The shelves are a comestible collage of the local population – Polish biscuits, Turkish pastries, industrial bags of rice and spices, soya milk for the trendies, as well as standard Brit fare such as Marmite and Tetley tea. There's a proper coffee machine and a couple of tables outside.
And in the unlikely event you can't find what you need (although I notice Clapton-ites are expert at identifying the one flavour of Pringles missing from the seven others on offer), you can write it down on a pad by the till and it will magically appear the next time you pop in. So what we really, really don't need is the Tesco Metro that is planned next door.
The march of these mini-versions of the mega-chain has been relentless in the past few years; in the East End of London, high-density housing projects seem to include a ground-floor Metro as standard.
They are, of course, perfectly suited to urban living – insofar as they reinforce its worst aspects. The Metro is designed for convenience or, more accurately, speed. There isn't enough space for lingering, nor enough produce to ponder over for more than a few seconds (the choice generally as inspiring as shopping in Soviet Russia must have been). The harassed cashiers' scripted "How are you today?" contains no danger of a conversation.
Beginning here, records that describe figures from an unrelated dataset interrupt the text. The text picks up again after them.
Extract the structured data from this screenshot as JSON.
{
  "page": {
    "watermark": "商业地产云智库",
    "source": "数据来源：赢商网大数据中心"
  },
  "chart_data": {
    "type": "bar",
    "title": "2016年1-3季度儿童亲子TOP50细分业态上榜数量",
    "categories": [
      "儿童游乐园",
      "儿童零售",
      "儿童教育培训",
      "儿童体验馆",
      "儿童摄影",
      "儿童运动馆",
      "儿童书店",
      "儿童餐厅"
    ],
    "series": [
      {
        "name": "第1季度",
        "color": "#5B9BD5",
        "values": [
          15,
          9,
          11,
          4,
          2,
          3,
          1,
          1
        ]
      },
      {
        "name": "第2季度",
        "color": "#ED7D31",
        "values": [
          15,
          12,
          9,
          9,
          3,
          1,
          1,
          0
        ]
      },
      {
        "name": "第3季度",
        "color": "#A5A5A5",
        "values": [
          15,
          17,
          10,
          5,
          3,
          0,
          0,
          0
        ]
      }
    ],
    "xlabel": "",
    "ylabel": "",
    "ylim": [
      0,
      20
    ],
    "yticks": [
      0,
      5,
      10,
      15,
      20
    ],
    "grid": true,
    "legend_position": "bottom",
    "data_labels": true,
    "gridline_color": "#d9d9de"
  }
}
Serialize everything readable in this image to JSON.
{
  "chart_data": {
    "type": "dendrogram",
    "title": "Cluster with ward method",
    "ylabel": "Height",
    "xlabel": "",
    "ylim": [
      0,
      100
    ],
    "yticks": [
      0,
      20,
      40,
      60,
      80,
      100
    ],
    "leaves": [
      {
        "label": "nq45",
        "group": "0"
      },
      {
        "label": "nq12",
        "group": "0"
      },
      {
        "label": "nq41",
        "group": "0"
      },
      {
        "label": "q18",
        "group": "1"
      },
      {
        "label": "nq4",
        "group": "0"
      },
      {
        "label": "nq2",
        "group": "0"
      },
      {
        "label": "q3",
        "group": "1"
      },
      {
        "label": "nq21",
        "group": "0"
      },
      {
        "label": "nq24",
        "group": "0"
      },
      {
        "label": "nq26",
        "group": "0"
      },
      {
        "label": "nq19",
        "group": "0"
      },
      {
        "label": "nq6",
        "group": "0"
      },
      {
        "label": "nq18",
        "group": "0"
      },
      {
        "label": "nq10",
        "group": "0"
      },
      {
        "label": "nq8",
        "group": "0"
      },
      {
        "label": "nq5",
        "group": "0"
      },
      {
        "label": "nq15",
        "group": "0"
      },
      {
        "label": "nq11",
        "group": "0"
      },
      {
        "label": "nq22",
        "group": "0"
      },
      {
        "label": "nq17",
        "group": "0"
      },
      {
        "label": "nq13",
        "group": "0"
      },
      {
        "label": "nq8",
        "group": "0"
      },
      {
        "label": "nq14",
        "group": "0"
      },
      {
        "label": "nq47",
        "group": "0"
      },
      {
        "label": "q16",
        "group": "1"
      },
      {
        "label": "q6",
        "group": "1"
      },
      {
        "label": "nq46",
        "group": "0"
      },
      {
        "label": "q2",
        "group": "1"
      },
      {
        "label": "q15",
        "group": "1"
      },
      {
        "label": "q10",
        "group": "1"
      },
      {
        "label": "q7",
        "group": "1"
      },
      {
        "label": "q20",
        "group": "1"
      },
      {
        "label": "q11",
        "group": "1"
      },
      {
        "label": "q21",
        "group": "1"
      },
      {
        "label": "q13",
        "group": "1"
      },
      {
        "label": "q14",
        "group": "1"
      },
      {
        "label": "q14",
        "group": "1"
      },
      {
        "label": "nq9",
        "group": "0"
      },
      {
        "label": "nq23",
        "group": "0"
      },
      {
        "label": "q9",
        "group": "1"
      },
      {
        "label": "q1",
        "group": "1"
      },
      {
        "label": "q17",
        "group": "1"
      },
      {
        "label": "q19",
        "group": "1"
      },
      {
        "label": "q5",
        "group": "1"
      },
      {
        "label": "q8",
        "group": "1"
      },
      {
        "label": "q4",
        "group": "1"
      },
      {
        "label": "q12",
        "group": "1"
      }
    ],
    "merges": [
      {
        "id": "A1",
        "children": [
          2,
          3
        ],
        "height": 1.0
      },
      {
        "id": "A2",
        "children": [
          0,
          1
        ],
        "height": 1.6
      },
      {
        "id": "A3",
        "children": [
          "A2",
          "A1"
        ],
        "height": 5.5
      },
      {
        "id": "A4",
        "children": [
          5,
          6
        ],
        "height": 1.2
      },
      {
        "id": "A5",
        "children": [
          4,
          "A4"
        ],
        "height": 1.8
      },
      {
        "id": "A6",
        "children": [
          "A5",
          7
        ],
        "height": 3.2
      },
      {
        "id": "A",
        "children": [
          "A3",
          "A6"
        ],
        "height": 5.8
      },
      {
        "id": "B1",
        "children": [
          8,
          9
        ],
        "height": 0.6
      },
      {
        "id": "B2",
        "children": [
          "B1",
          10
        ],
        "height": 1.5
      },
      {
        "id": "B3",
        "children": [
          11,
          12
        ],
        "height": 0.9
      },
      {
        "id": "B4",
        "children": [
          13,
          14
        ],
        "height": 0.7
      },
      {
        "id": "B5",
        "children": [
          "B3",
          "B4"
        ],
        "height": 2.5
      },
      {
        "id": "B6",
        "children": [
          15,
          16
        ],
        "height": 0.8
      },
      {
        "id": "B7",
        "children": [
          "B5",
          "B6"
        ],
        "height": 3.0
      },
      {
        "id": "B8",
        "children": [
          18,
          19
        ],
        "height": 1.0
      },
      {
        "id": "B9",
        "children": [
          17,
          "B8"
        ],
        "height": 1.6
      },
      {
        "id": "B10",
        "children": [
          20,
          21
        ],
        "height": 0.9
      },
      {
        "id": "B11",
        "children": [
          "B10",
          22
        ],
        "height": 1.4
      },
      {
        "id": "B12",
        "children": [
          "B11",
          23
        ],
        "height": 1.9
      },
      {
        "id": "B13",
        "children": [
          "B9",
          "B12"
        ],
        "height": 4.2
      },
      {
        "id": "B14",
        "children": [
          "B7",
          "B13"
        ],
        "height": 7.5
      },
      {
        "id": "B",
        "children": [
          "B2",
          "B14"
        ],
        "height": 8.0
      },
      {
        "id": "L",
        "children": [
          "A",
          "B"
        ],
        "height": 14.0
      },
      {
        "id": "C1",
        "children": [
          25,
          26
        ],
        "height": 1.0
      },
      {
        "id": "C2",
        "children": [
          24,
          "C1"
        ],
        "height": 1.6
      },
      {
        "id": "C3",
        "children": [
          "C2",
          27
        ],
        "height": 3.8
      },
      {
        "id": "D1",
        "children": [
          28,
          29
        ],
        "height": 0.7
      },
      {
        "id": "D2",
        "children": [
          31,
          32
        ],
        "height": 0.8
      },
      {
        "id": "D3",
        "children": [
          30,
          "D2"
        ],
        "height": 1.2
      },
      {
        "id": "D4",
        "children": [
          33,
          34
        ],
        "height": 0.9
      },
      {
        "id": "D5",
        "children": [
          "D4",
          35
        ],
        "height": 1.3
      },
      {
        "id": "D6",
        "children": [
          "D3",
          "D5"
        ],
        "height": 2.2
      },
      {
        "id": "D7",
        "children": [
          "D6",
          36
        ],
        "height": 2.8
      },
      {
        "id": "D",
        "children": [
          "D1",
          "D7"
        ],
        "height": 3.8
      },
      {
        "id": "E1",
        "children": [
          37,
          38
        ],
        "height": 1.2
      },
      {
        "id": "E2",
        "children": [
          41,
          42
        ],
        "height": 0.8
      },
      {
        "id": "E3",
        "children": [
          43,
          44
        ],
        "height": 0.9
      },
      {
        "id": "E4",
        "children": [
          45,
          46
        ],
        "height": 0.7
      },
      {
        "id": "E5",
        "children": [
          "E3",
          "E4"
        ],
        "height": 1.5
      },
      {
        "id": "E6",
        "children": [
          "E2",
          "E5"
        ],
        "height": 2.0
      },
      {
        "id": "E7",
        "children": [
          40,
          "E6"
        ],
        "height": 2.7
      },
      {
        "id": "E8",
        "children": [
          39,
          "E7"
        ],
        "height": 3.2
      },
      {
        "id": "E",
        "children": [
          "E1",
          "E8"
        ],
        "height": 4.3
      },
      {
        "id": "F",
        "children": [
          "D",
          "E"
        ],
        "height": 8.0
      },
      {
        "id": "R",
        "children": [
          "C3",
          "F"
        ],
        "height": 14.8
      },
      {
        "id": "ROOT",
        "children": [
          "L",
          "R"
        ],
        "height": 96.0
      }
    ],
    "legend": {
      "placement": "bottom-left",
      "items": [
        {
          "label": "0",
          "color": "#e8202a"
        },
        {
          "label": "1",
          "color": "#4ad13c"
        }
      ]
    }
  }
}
It couldn't be more different from the ambience in my local store, where you can rely on a gentle exchange, jovial banter or some spirited flirting alongside your groceries, depending on which generation of the Turkish owner's family is manning the tills. It's only a couple of minutes in a day, but little by little this is how you get to know at least some of your neighbours.
We are primed to recognise a shop or Post Office as the heart of the community in a small village, but it may well be in urban neighbourhoods, where there are few ties between various sections of the population, and even between individuals, that they matter most. We might not worship or drink together any more, but buying our groceries together is not such a poor substitute.